I znalazłyśmy coś co bardzo polubił, a nie było to też za łatwe
ani za nudne. Był to materiał edukacyjny o nazwie PUS
(pomyśl-ułóż-sprawdź). Nie do końca da się wytłumaczyć jak
to działa, a przynajmniej ja nie bardzo umiem. Ale tak ogólnie
rzecz biorąc to jest to zestaw dwunastu plastikowych płytek z
numerami z jednej strony a z fragmentami figur geometrycznych z
drugiej strony, które ułożone są w specjalnym plastikowym
pudełku. Do tego zestawu można dokupywać książeczki z zadaniami. Zadania są skonstruowane w ten sposób, że można je rozwiązywać
za pomocą tych płytek, układając je w określony sposób w
pudełku. Następnie odwraca się te płytki i jeżeli zadania
zostały dobrze rozwiązane to z tyłu na płytkach tworzy się
określony wzór. Dość to jest skomplikowane, ale dzieci bardzo to
lubią (nawet F.), a dla nas jest to też bardzo wygodne, bo
książeczki z zadaniami są o przeróżnej tematyce i na różnych stopniach trudności, więc naprawdę
możemy znaleźć zadania dla każdego: z matematyki, z ortografii, z
przyrody, z angielskiego, a nawet z religii. Ale, ale! Co odkrył
F... Że nie ma książeczki, w której byłyby zadania dotyczące
stolic poszczególnych państw na świecie. Na to zareagowałyśmy z
panią M. szybko: Może zrobisz swój własny zestaw?

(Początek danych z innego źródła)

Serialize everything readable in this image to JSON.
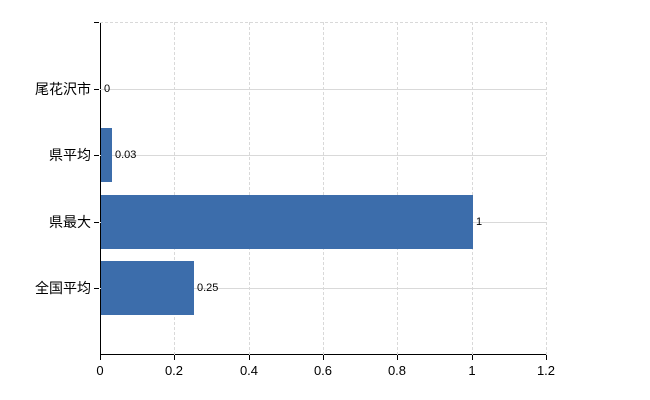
{
  "chart_data": {
    "type": "bar",
    "orientation": "horizontal",
    "title": "",
    "xlabel": "",
    "ylabel": "",
    "categories": [
      "尾花沢市",
      "県平均",
      "県最大",
      "全国平均"
    ],
    "values": [
      0,
      0.03,
      1,
      0.25
    ],
    "value_labels": [
      "0",
      "0.03",
      "1",
      "0.25"
    ],
    "x_ticks": [
      0,
      0.2,
      0.4,
      0.6,
      0.8,
      1,
      1.2
    ],
    "x_tick_labels": [
      "0",
      "0.2",
      "0.4",
      "0.6",
      "0.8",
      "1",
      "1.2"
    ],
    "xlim": [
      0,
      1.2
    ],
    "grid": true,
    "legend": false,
    "colors": {
      "bar": "#3c6dab",
      "axis": "#000000",
      "grid": "#d9d9d9",
      "text": "#000000"
    }
  }
}
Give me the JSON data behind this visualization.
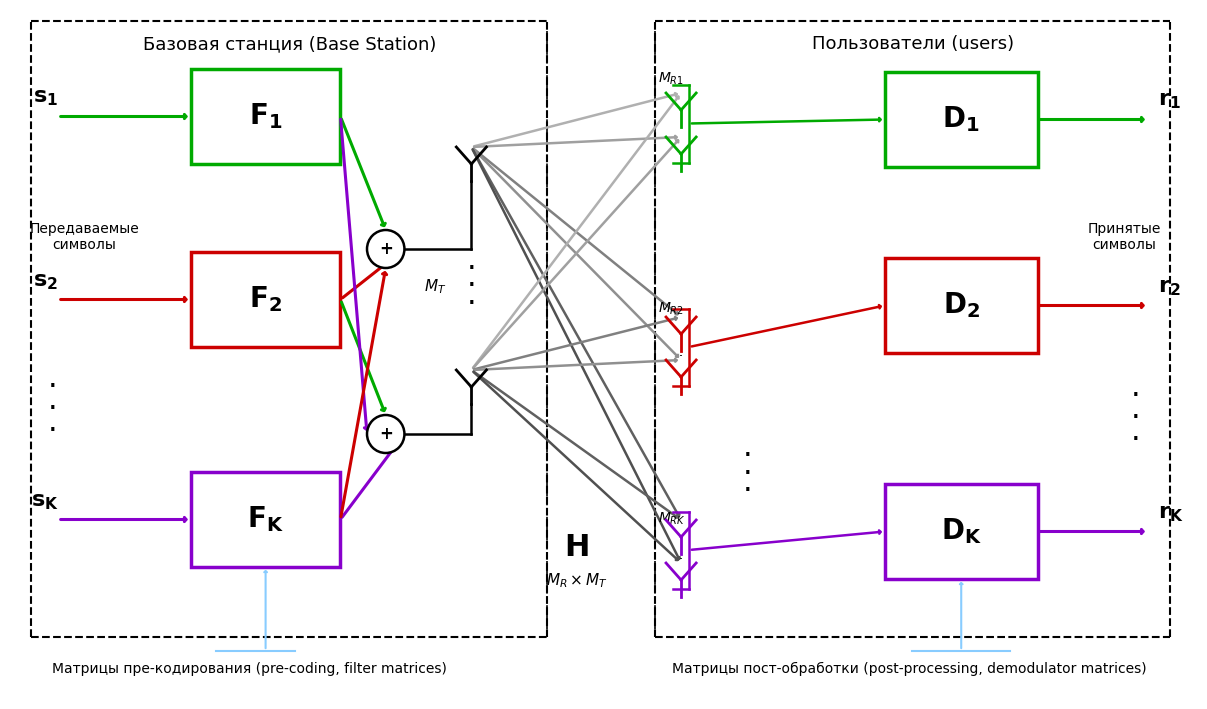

Taram taram! Udało się! Najpierw poszła Europa, a następnie
wszystkie pozostałe kontynenty. Dokładnie obmyślone, zrobiona
nawet kontrola błędu, i przetestowane przez kolegów i koleżanki.
Kolejna zasadzka na F. była taka: Może spróbujemy to
wysłać do wydawnictwa, żeby im pokazać, że tak Cię zainspirował
ich materiał edukacyjny. Tylko musimy napisać do nich taki
oficjalny list. Udało się i
tutaj (a my już zacierałyśmy ręce, że i list oficjalny nauczy
się pisać i porządnie adresować kopertę...). List został
wysłany ze szkoły razem z kserem pracy F. I na tym – wydawałoby
się- historia się skończyła. A oto dziś – epilog (a może
jeszcze nie epilog). Do szkoły przyszła taka niewielka paczka i
list z tegoż wydawnictwa. List gratulacyjny. Że gratulują nam
takiego ucznia. Że byli pod wrażeniem pomysłu, wiedzy i
pracowitości F. Że dziękują i pozdrawiają całe grono
pedagogiczne. I F. dostał od nich w prezencie grę. I grono
pedagogiczne, czyli my, kipiałyśmy z radości i dumy i każdy w
sekretariacie i na korytarzu musiał przeczytać ten list. A F.
przyjął to wszystko ze spokojem i godnością. Pozwolił, żeby
każde z dzieci przeczytało ten list i cały czas leciutko się uśmiechał.